Her curiosity piques in octaves. G#— G# 8va Amelia looks for a knob but sees only a keyhole. G#— G# 8va Ravel. G#— G# 8va ‘La vallée des cloches.’ She pushes through the song to open the door, which is on a recessed hinge, and notices that the corners are rounded downward.
She steps in and immediately searches the room for suicide options.
They won’t have curtains but there should be knobs. There are no knobs. There should be…
Her eyes do a preliminary check.
Nothing. The piano booms halfway through measure eight – Sinister and dissonant, B♮ Her eyes bounce from empty space to empty space. The E# hits her three times in the chest. All of her expected suicide options are missing. No lamps or fans. No electrical cords. E# E# E# The dressers are recessed shelves. E# E# E# There are no bars on the window like in the movies. The metal is crisscrossed within the glass, which appears thick and shatterproof. There are no curtains or blinds, not a single cord.
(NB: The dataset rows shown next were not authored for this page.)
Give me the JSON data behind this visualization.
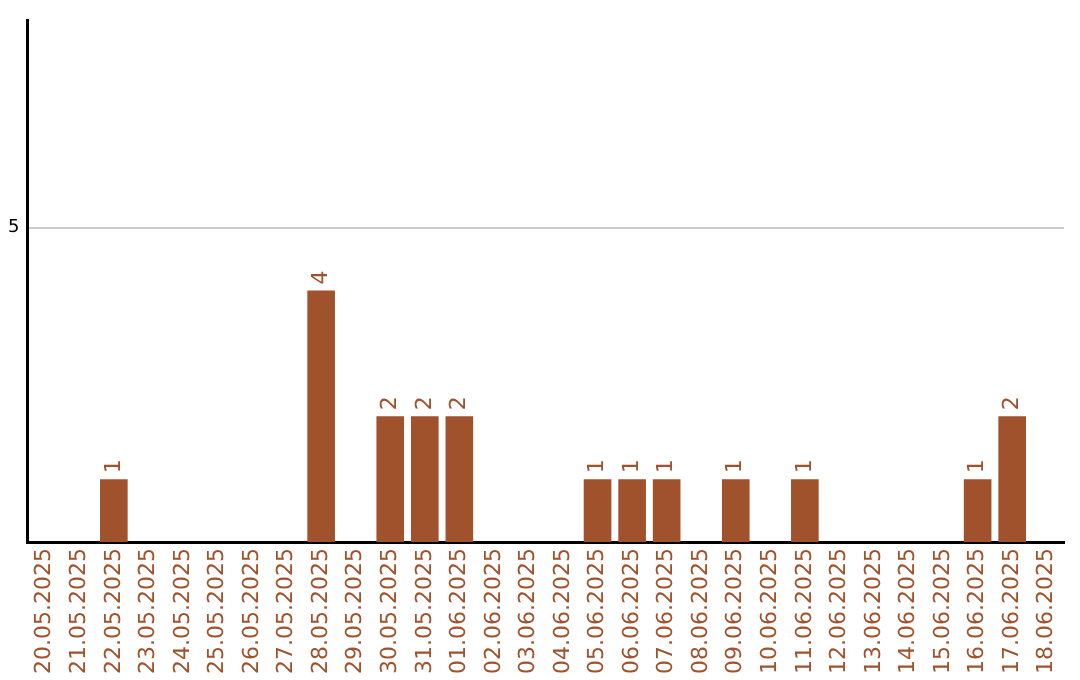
{
  "chart_data": {
    "type": "bar",
    "categories": [
      "20.05.2025",
      "21.05.2025",
      "22.05.2025",
      "23.05.2025",
      "24.05.2025",
      "25.05.2025",
      "26.05.2025",
      "27.05.2025",
      "28.05.2025",
      "29.05.2025",
      "30.05.2025",
      "31.05.2025",
      "01.06.2025",
      "02.06.2025",
      "03.06.2025",
      "04.06.2025",
      "05.06.2025",
      "06.06.2025",
      "07.06.2025",
      "08.06.2025",
      "09.06.2025",
      "10.06.2025",
      "11.06.2025",
      "12.06.2025",
      "13.06.2025",
      "14.06.2025",
      "15.06.2025",
      "16.06.2025",
      "17.06.2025",
      "18.06.2025"
    ],
    "values": [
      null,
      null,
      1,
      null,
      null,
      null,
      null,
      null,
      4,
      null,
      2,
      2,
      2,
      null,
      null,
      null,
      1,
      1,
      1,
      null,
      1,
      null,
      1,
      null,
      null,
      null,
      null,
      1,
      2,
      null
    ],
    "color": "#a0522d",
    "ylim": [
      0,
      8.3
    ],
    "yticks": [
      5
    ],
    "grid": "y",
    "data_labels": true,
    "legend": false
  }
}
Amelia moves with the song in 5/4 to the adjacent bathroom. Pianissimo. The bathroom is large and clean, but the faucet for the sink is rounded forward and there is no plug. Down a half-step. The toilet flush is a button against the wall that you press. There has to be SOMETHING – I am not living like this one minute longer. The shower has no curtain, liner, or door. The water is operated by a push button with no temperature adjustments. The toilet is accompanied by a plastic chair tucked into the corner. What about the bed?
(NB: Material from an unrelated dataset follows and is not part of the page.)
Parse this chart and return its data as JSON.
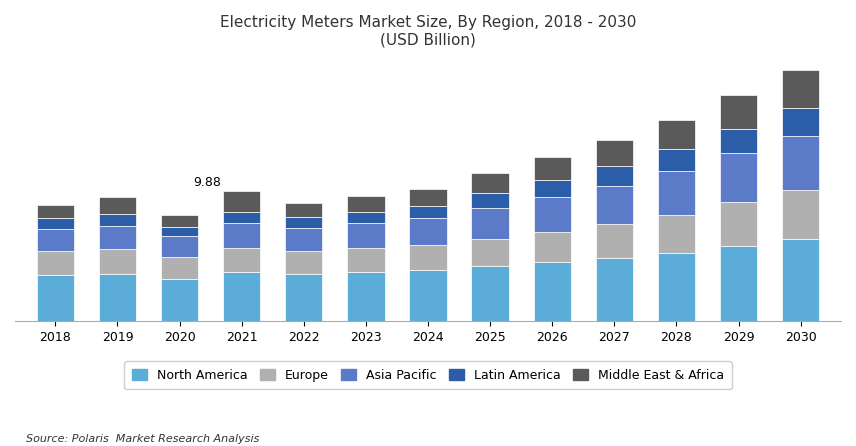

Ravel modulates into a major key and Amelia searches the sleeping area, desperate. There has to be something! The full bed is flush against the wall and only a few inches off the floor. Bb Bb Bb No headboard and the wood beneath is smooth and rounded. Bb Bb Bb A single, flat pillow, no pillowcase, a waterproof fitted sheet attached to the mattress. Bb Bb Bb There is nothing to use as a noose. There is nothing she can attach it to. They’ve thought of everything.
No corners.
No bars.
No faucets.
No hinges.
No cords.
No sheets.
No sleeves.
No strings.
Her heartbeat skips along with the syncopation.
She is going to have to live.
An orderly knocks on the door, robbing her of Ravel’s empathy. “Someone is on the phone for you, named Chris. You have ten minutes to complete your conversation.”